He is descended from wolves, from curse-breakers. There may be no family lessons to teach him how, but he will find a way. HIS way.
When he swallows down something that by all rights should kill him, and his lawyer looks at him with shock and dismay, he realizes two things very quickly.
One: Dahlia never cared about him one bit.
Sure, he has to go to the hospital almost immediately after the trial, but he’s otherwise physically safe. (The doctors call it a miracle, he remains quiet.) And as soon as he’s released from hospital care and the detention center, he redoubles his efforts to find an old friend and throws himself into law.

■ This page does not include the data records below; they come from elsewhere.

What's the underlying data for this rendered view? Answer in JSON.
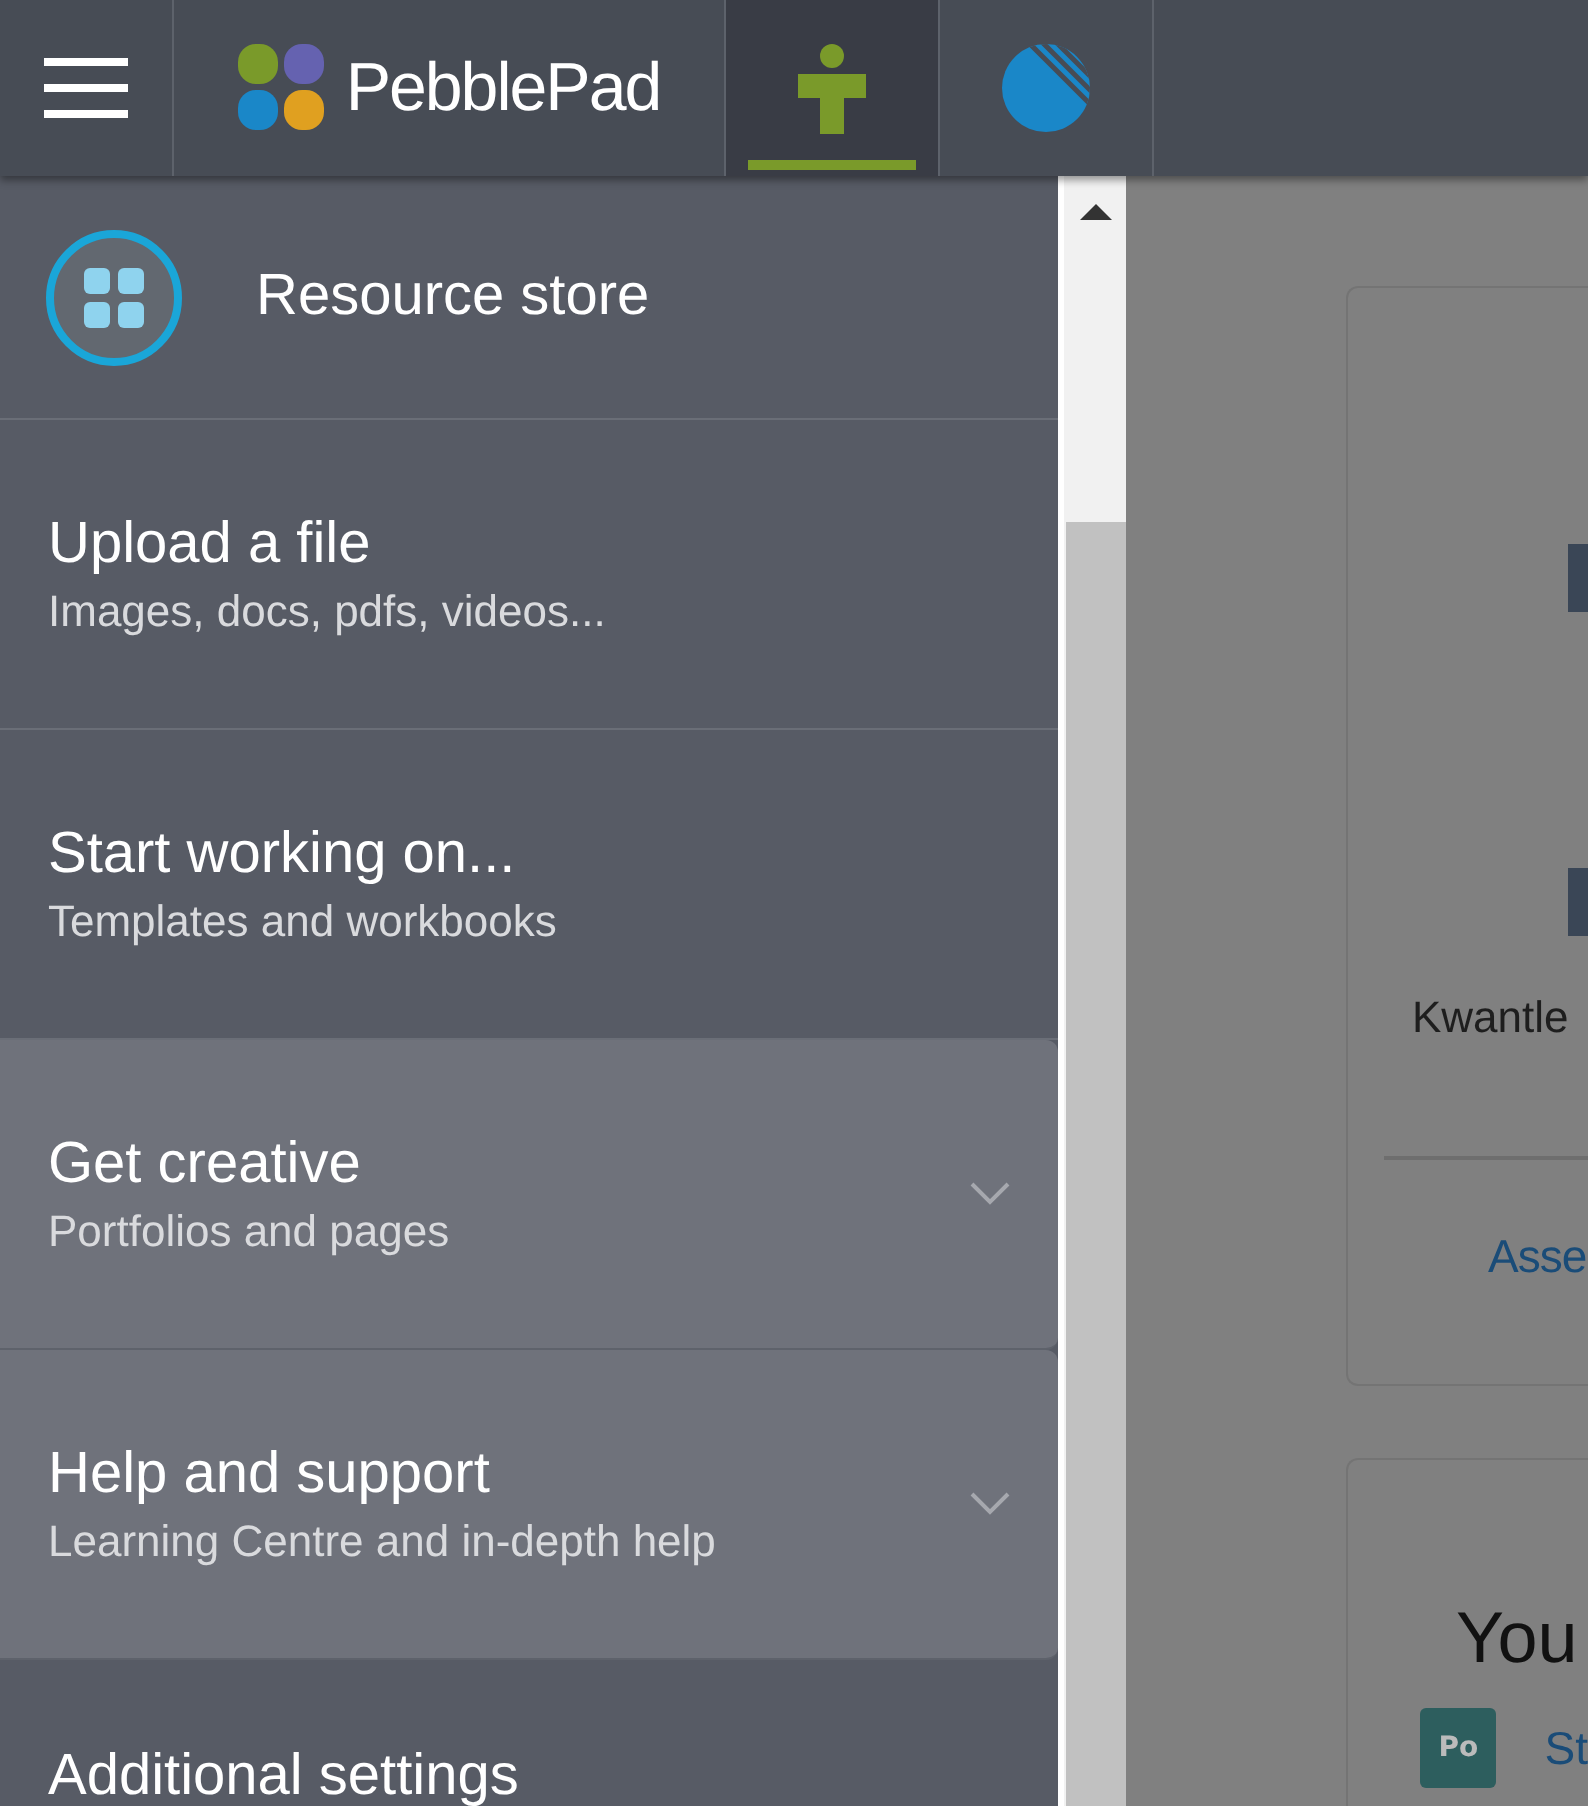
{
  "top_bar": {
    "brand": "PebblePad",
    "tabs": [
      {
        "kind": "person",
        "selected": true
      },
      {
        "kind": "striped",
        "selected": false
      }
    ]
  },
  "sidebar": {
    "items": [
      {
        "kind": "header",
        "title": "Resource store"
      },
      {
        "kind": "link",
        "title": "Upload a file",
        "subtitle": "Images, docs, pdfs, videos..."
      },
      {
        "kind": "link",
        "title": "Start working on...",
        "subtitle": "Templates and workbooks"
      },
      {
        "kind": "expandable",
        "title": "Get creative",
        "subtitle": "Portfolios and pages",
        "expanded": false
      },
      {
        "kind": "expandable",
        "title": "Help and support",
        "subtitle": "Learning Centre and in-depth help",
        "expanded": false
      },
      {
        "kind": "link",
        "title": "Additional settings"
      }
    ]
  },
  "main": {
    "cards": [
      {
        "text": "Kwantle",
        "link": "Asse"
      },
      {
        "heading": "You",
        "badge": "Po",
        "link": "St"
      }
    ]
  }
}
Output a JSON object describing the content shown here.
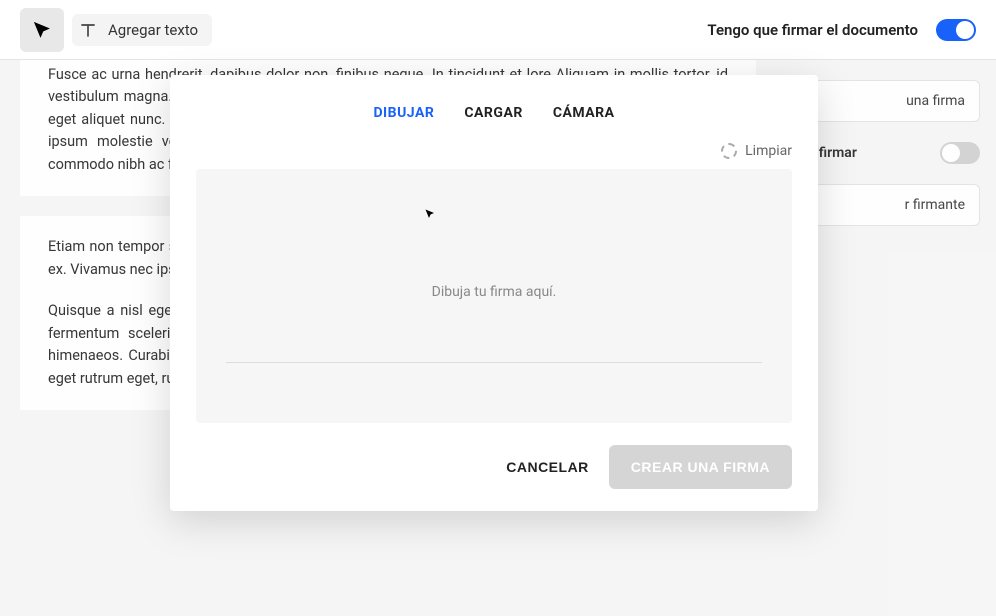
{
  "toolbar": {
    "text_tool_label": "Agregar texto",
    "sign_doc_label": "Tengo que firmar el documento"
  },
  "document": {
    "para1": "Fusce ac urna hendrerit, dapibus dolor non, finibus neque. In tincidunt et lore Aliquam in mollis tortor, id vestibulum magna. Vestibulum cursus nunc ac tincid euismod metus, nec congue odio mattis a. Donec eget aliquet nunc. Duis convallis. Praesent finibus orci sem, at convallis magna sollicitudin sed. In fring ipsum molestie vestibulum. Curabitur orci nulla, lacinia ultricies faucibus sed, vi lacus. Curabitur commodo nibh ac felis vulputate hendrerit. Integer bibendum ac quam non pellentesque.",
    "para2": "Etiam non tempor sem. Nunc interdum sem ac volutpat ornare. Ut volutpat sap ullamcorper urna est sed ex. Vivamus nec ipsum at tellus dictum vehicula.",
    "para3": "Quisque a nisl eget ante fringilla fringilla sit amet eleifend lectus. Cur vestibulum odio at mattis. Nam fermentum scelerisque maximus. Class apten ad litora torquent per conubia nostra, per inceptos himenaeos. Curabitur vene at bibendum. Cras porta massa vitae ipsum placerat faucibus. Integer nunc eget rutrum eget, rutrum feugiat velit. Aliquam erat volutpat."
  },
  "sidebar": {
    "add_signature_label": "una firma",
    "others_sign_label": "que firmar",
    "add_signer_label": "r firmante"
  },
  "modal": {
    "tabs": {
      "draw": "DIBUJAR",
      "upload": "CARGAR",
      "camera": "CÁMARA"
    },
    "clear_label": "Limpiar",
    "placeholder": "Dibuja tu firma aquí.",
    "cancel_label": "CANCELAR",
    "create_label": "CREAR UNA FIRMA"
  }
}
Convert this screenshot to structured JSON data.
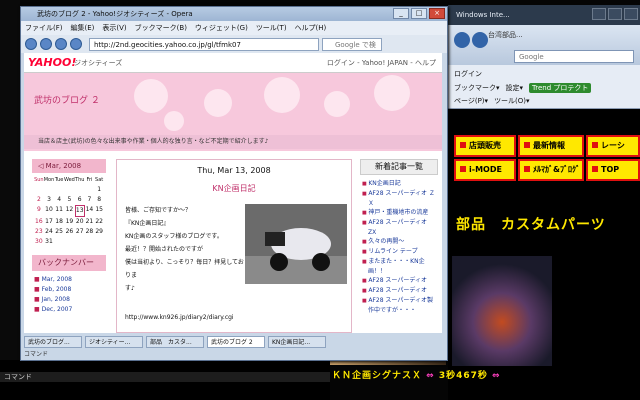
{
  "background_window": {
    "title": "Windows Inte...",
    "tab_title": "台湾部品...",
    "search_placeholder": "Google",
    "toolbar_row1": "ログイン",
    "toolbar_row2": [
      "ブックマーク▾",
      "設定▾"
    ],
    "trend_label": "Trend プロテクト",
    "toolbar_row3": [
      "ページ(P)▾",
      "ツール(O)▾"
    ],
    "menu_buttons": [
      {
        "label": "店頭販売"
      },
      {
        "label": "最新情報"
      },
      {
        "label": "レーシ"
      },
      {
        "label": "i-MODE"
      },
      {
        "label": "ﾒﾙﾏｶﾞ&ﾌﾞﾛｸﾞ"
      },
      {
        "label": "TOP"
      }
    ],
    "heading": "部品　カスタムパーツ",
    "caption_text": "ＫＮ企画シグナスＸ",
    "caption_time": "3秒467秒"
  },
  "opera": {
    "title": "武坊のブログ 2 - Yahoo!ジオシティーズ - Opera",
    "menu": [
      "ファイル(F)",
      "編集(E)",
      "表示(V)",
      "ブックマーク(B)",
      "ウィジェット(G)",
      "ツール(T)",
      "ヘルプ(H)"
    ],
    "url": "http://2nd.geocities.yahoo.co.jp/gl/tfmk07",
    "search_placeholder": "Google で検索",
    "tabs": [
      "武坊のブログ...",
      "ジオシティー...",
      "部品　カスタ...",
      "武坊のブログ 2",
      "KN企画日記..."
    ],
    "status": "コマンド"
  },
  "page": {
    "yahoo_logo": "YAHOO!",
    "geocities": "ジオシティーズ",
    "login": "ログイン - Yahoo! JAPAN - ヘルプ",
    "blog_title": "武坊のブログ ２",
    "blog_desc": "当店＆店主(武坊)の色々な出来事や作業・個人的な独り言・など不定期で紹介します♪",
    "calendar": {
      "month": "◁ Mar, 2008",
      "days_header": [
        "Sun",
        "Mon",
        "Tue",
        "Wed",
        "Thu",
        "Fri",
        "Sat"
      ],
      "cells": [
        "",
        "",
        "",
        "",
        "",
        "",
        "1",
        "2",
        "3",
        "4",
        "5",
        "6",
        "7",
        "8",
        "9",
        "10",
        "11",
        "12",
        "13",
        "14",
        "15",
        "16",
        "17",
        "18",
        "19",
        "20",
        "21",
        "22",
        "23",
        "24",
        "25",
        "26",
        "27",
        "28",
        "29",
        "30",
        "31"
      ]
    },
    "backnumber_title": "バックナンバー",
    "backnumbers": [
      "Mar, 2008",
      "Feb, 2008",
      "Jan, 2008",
      "Dec, 2007"
    ],
    "entry": {
      "date": "Thu, Mar 13, 2008",
      "title": "KN企画日記",
      "lines": [
        "皆様、ご存知ですか～？",
        "『KN企画日記』",
        "KN企画のスタッフ様のブログです。",
        "最近！？開始されたのですが",
        "僕は当初より、こっそり？毎日？拝見しておりま",
        "す♪"
      ],
      "link": "http://www.kn926.jp/diary2/diary.cgi"
    },
    "recent_title": "新着記事一覧",
    "recent": [
      "KN企画日記",
      "AF28 スーパーディオ ＺＸ",
      "神戸・重機地市の流産",
      "AF28 スーパーディオ ZX",
      "久々の再開～",
      "リムライン テープ",
      "またまた・・・KN企画！！",
      "AF28 スーパーディオ",
      "AF28 スーパーディオ",
      "AF28 スーパーディオ製作中ですが・・・"
    ]
  },
  "taskbar": {
    "status": "コマンド"
  }
}
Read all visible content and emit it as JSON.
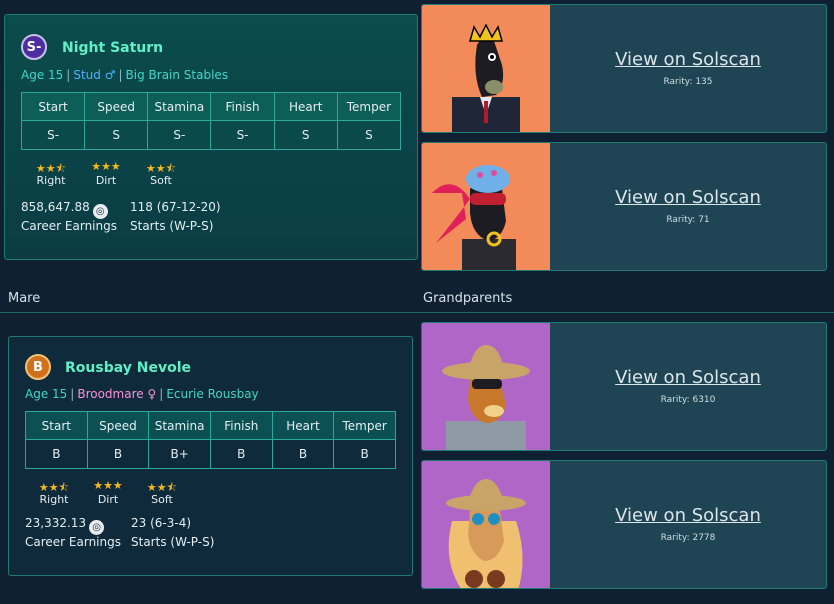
{
  "stud": {
    "grade": "S-",
    "name": "Night Saturn",
    "age": "Age 15",
    "role": "Stud",
    "role_symbol": "♂",
    "stable": "Big Brain Stables",
    "stats_headers": [
      "Start",
      "Speed",
      "Stamina",
      "Finish",
      "Heart",
      "Temper"
    ],
    "stats_values": [
      "S-",
      "S",
      "S-",
      "S-",
      "S",
      "S"
    ],
    "prefs": [
      {
        "stars": "★★⯪",
        "label": "Right"
      },
      {
        "stars": "★★★",
        "label": "Dirt"
      },
      {
        "stars": "★★⯪",
        "label": "Soft"
      }
    ],
    "earnings_value": "858,647.88",
    "earnings_label": "Career Earnings",
    "starts_value": "118 (67-12-20)",
    "starts_label": "Starts (W-P-S)"
  },
  "mare_section_label": "Mare",
  "grandparents_section_label": "Grandparents",
  "mare": {
    "grade": "B",
    "name": "Rousbay Nevole",
    "age": "Age 15",
    "role": "Broodmare",
    "role_symbol": "♀",
    "stable": "Ecurie Rousbay",
    "stats_headers": [
      "Start",
      "Speed",
      "Stamina",
      "Finish",
      "Heart",
      "Temper"
    ],
    "stats_values": [
      "B",
      "B",
      "B+",
      "B",
      "B",
      "B"
    ],
    "prefs": [
      {
        "stars": "★★⯪",
        "label": "Right"
      },
      {
        "stars": "★★★",
        "label": "Dirt"
      },
      {
        "stars": "★★⯪",
        "label": "Soft"
      }
    ],
    "earnings_value": "23,332.13",
    "earnings_label": "Career Earnings",
    "starts_value": "23 (6-3-4)",
    "starts_label": "Starts (W-P-S)"
  },
  "coin_icon": "coin-icon",
  "grandparents": [
    {
      "link": "View on Solscan",
      "rarity": "Rarity: 135",
      "bg": "#f28a5a",
      "art": "crowned-horse-in-suit"
    },
    {
      "link": "View on Solscan",
      "rarity": "Rarity: 71",
      "bg": "#f28a5a",
      "art": "horse-with-helmet-and-goggles"
    },
    {
      "link": "View on Solscan",
      "rarity": "Rarity: 6310",
      "bg": "#b066c6",
      "art": "horse-in-straw-hat"
    },
    {
      "link": "View on Solscan",
      "rarity": "Rarity: 2778",
      "bg": "#b066c6",
      "art": "blonde-horse-in-straw-hat"
    }
  ]
}
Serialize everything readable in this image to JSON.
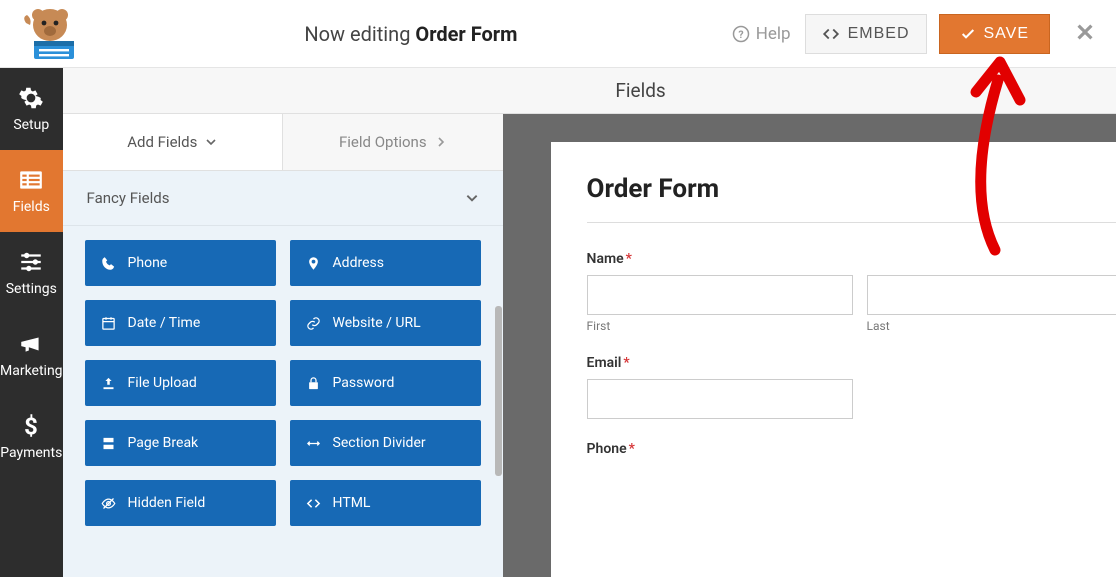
{
  "header": {
    "editing_prefix": "Now editing",
    "form_name": "Order Form",
    "help_label": "Help",
    "embed_label": "EMBED",
    "save_label": "SAVE"
  },
  "sidebar": {
    "items": [
      {
        "key": "setup",
        "label": "Setup"
      },
      {
        "key": "fields",
        "label": "Fields"
      },
      {
        "key": "settings",
        "label": "Settings"
      },
      {
        "key": "marketing",
        "label": "Marketing"
      },
      {
        "key": "payments",
        "label": "Payments"
      }
    ],
    "active_key": "fields"
  },
  "panel": {
    "header": "Fields",
    "tabs": {
      "add": "Add Fields",
      "options": "Field Options"
    },
    "section_title": "Fancy Fields",
    "fields": [
      {
        "key": "phone",
        "label": "Phone"
      },
      {
        "key": "address",
        "label": "Address"
      },
      {
        "key": "datetime",
        "label": "Date / Time"
      },
      {
        "key": "url",
        "label": "Website / URL"
      },
      {
        "key": "upload",
        "label": "File Upload"
      },
      {
        "key": "password",
        "label": "Password"
      },
      {
        "key": "pagebreak",
        "label": "Page Break"
      },
      {
        "key": "divider",
        "label": "Section Divider"
      },
      {
        "key": "hidden",
        "label": "Hidden Field"
      },
      {
        "key": "html",
        "label": "HTML"
      }
    ]
  },
  "preview": {
    "title": "Order Form",
    "name_label": "Name",
    "first_sublabel": "First",
    "last_sublabel": "Last",
    "email_label": "Email",
    "phone_label": "Phone"
  },
  "colors": {
    "orange": "#e27730",
    "blue": "#1769b5",
    "red": "#d63638"
  }
}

He doesn’t yet realize that while he somehow manages to land on his feet after he swallows that first curse down, those around him aren’t so lucky. After all, how is it that Mia becomes his mentor, sees him through his very first trial in court, and is killed so soon after by that damned statue his friend made? He swears to bite down on whatever curse is looming over the Fey family, he swears to save Maya from it, no matter how long it takes for him to swallow down every bite.
(And there is so much more to swallow down than he expected.)
He faces down the curse on Miles, fifteen years later in the dead of winter. It writhes and chokes his friend in a desperate bid to remain right where it is. He ignores its struggle, and he sinks his teeth in deep. He clashes against Von Karma, he pushes and rips away at every piece of obfuscation meant to frame Miles for murder twice over. He gulps and gulps and gulps until the air is clear and the curse is no more.
Miles Edgeworth is Not Guilty.
Phoenix Wright digests a curse.
Maya returns to her village. Miles’s car holds a dead body, with his knife buried in it. Steps are carefully taken to mismanage the trial so that Miles will be forced to take the fall for its mismanagement. He grits his teeth and claws anew at the threads and machinations of a curse trying to take his old friend yet again.
(He begins to worry that he’s done something wrong, and also something he can’t begin to take back.)
He can’t put it into words, but curses taste different. They react differently as he snaps his teeth into them. He only has so much space inside him to digest these curses, but he can’t stop protecting the ones he loves once he begins. He still has one very important curse ahead of him.
He’ll suffer injuries, he’ll take any backlash as the writhing curses fight back, he’ll do anything except let go. He’ll grab the neck of the Fey curse and drag it into himself bite by bite. He’ll do it, thinking of Maya and Pearl and Mia, of those who have been harmed by the curse and who have done harm in the curse’s name.
He’ll take the curses into himself, and give up everything to see them digested into nothing.